I have to admit, I went into this read kind of blindly. The cover really caught my attention, and I just dove in without really knowing what I was going to get.
And whoa, did I get a lot.
These Women is told through six POVs, each woman's story different but connected by a violent string of murders in LA. The victims are prostitutes, strippers, or dancers, and in the fifteen years since they started, no one has been charged.
I'm hesitant to go into specific details beyond this because reading These Women was an experience. I love inter-connected narratives, each voice separate but building on the one that came before it. Pochoda's structuring worked so well in this case, and I couldn't pick a favorite section if I tried. From Dorian, the mother of one of the victims who feeds women on the streets while trying to protect them, to Orphelia, the lone survivor of a brutal, horrifying attack, to Detective Perry and her desire for justice, their stories and motivations blended together effortlessly, painfully, and in their completion was a stark observation about gender, class, and race.
This book made me angry. On the first level, you have women who have been subjected to terrible violence. They aren't believed because they're women--crazy, irrational, hysterical. Their problems are ignored, belittled, and discredited. On top of this is the class aspect, where women are divided into classes--indeed, this system becomes so ingrained they become active participants, assigning distinctions to other women to make themselves feel superior--and none of these cases were connected, investigated, or pursued because of the "type" of victim.

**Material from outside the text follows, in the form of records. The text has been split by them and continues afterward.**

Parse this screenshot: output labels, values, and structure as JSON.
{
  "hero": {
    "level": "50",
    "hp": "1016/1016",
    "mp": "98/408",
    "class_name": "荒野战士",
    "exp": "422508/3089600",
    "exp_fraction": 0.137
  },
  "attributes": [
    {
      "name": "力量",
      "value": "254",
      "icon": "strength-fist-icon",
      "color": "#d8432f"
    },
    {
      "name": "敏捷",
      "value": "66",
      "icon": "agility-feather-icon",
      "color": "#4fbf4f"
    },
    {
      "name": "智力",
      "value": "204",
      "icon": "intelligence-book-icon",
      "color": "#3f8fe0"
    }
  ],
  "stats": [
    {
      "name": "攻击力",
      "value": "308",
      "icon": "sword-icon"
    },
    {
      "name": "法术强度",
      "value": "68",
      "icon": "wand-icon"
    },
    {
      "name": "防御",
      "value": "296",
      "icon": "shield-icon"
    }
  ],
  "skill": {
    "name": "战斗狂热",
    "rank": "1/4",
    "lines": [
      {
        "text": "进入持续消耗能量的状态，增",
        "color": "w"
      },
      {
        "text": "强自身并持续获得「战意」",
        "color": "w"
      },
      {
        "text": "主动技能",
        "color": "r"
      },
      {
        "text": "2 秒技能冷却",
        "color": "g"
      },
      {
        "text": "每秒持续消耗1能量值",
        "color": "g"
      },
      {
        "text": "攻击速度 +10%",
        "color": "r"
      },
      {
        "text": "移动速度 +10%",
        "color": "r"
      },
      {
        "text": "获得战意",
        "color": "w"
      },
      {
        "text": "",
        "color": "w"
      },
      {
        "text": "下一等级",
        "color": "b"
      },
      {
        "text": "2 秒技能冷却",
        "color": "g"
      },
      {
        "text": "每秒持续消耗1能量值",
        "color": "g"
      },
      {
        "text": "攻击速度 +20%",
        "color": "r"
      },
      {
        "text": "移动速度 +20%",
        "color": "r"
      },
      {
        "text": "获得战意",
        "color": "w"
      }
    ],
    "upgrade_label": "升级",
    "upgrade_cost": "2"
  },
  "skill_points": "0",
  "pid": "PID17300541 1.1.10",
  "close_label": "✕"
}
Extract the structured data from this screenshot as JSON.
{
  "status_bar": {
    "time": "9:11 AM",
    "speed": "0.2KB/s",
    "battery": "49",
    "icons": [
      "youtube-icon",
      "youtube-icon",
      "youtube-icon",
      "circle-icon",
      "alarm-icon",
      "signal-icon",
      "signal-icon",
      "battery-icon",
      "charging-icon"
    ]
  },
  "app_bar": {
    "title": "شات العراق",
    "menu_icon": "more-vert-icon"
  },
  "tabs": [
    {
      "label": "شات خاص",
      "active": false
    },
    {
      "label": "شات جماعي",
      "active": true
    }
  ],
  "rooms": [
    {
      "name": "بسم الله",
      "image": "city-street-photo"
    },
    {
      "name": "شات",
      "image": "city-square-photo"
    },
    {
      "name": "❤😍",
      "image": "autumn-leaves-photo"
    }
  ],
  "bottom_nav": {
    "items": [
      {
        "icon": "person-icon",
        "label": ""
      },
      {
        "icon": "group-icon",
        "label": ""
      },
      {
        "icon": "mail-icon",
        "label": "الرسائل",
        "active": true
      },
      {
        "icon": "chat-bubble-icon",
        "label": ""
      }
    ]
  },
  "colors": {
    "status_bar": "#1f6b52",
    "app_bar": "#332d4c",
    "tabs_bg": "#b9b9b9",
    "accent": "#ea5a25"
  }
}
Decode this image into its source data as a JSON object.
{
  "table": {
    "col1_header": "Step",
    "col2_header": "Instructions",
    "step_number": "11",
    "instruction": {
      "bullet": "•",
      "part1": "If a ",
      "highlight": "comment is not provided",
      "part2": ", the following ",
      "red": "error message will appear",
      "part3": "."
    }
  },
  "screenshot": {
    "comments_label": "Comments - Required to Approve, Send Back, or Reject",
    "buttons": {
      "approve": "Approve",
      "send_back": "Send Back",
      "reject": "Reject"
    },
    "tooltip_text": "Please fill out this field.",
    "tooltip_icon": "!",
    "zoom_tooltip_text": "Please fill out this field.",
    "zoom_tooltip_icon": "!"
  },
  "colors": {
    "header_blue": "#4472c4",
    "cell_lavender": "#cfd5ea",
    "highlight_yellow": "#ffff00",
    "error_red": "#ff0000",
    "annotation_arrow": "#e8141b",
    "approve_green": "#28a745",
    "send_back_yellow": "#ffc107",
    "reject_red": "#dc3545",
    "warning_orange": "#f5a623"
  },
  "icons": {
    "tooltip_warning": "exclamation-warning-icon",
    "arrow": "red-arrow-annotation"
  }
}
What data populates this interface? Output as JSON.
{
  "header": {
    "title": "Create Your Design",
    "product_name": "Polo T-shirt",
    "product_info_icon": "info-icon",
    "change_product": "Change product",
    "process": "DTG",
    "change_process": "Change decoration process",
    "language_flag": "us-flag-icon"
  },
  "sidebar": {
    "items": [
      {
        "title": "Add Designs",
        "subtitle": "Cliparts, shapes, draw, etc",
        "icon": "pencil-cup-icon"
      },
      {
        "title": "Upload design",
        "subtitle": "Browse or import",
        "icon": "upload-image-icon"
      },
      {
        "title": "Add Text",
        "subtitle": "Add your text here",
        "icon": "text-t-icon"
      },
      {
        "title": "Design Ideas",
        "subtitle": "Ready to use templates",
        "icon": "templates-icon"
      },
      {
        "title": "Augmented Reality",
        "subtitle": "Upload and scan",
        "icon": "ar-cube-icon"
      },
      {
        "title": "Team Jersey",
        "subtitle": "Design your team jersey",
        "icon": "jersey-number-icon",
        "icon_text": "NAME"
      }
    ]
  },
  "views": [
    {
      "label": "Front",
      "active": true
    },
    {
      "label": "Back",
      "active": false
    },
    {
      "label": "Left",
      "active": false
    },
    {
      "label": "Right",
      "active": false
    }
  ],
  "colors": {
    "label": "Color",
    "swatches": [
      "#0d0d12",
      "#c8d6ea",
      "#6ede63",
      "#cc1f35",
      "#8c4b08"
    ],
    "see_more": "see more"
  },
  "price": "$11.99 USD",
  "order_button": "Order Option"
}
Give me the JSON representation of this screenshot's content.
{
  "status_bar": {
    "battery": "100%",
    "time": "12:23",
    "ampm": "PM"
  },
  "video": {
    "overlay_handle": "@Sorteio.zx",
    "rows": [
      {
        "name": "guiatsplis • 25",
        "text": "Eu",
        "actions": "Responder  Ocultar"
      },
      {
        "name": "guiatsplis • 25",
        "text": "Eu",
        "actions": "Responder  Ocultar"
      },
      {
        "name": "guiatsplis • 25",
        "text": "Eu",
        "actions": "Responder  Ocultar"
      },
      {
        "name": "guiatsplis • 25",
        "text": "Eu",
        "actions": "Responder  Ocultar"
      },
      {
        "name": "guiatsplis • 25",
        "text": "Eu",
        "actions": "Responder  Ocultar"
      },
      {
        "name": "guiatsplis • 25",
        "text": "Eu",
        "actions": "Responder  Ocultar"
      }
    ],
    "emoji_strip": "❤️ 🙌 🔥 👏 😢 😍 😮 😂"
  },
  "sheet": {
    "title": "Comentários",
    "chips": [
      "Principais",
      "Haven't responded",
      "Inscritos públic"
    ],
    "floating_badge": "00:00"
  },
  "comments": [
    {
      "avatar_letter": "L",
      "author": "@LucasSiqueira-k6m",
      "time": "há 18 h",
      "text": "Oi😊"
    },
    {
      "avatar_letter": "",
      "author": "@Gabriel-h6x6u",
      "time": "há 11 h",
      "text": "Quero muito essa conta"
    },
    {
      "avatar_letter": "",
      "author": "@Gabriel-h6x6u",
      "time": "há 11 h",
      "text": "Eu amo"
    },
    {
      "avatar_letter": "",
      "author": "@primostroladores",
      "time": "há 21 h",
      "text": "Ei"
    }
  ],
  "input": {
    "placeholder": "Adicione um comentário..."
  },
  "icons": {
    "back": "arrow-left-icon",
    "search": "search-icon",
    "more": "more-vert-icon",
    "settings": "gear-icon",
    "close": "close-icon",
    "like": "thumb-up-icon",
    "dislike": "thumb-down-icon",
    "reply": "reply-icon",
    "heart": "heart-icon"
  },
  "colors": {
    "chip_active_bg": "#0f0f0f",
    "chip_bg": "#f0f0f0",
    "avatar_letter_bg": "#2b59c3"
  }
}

How hard women have to fight to be heard, to be believed. Pochoda reiterates this point continuously throughout the book, through different observations and discussions, each woman's individual experiences, and the various ways in which women are sidelined or put down. They are unified in this sphere and vulnerable because of it.
One other thing I really liked about this book was its focus on the women and not the murderer. I love a good serial killer book as much as the next person, but I was struck by how infrequently I read something that's not focused on the psyche of a killer or the quick-witted, clever Final Girl. Pochoda instead highlights the reality that even if justice in the conventional sense is met, it is often messy, ill-timed and riddled with grief.
Overall, These Women is a gritty, raw, engrossing read with tragically beautiful storytelling and authentic characters.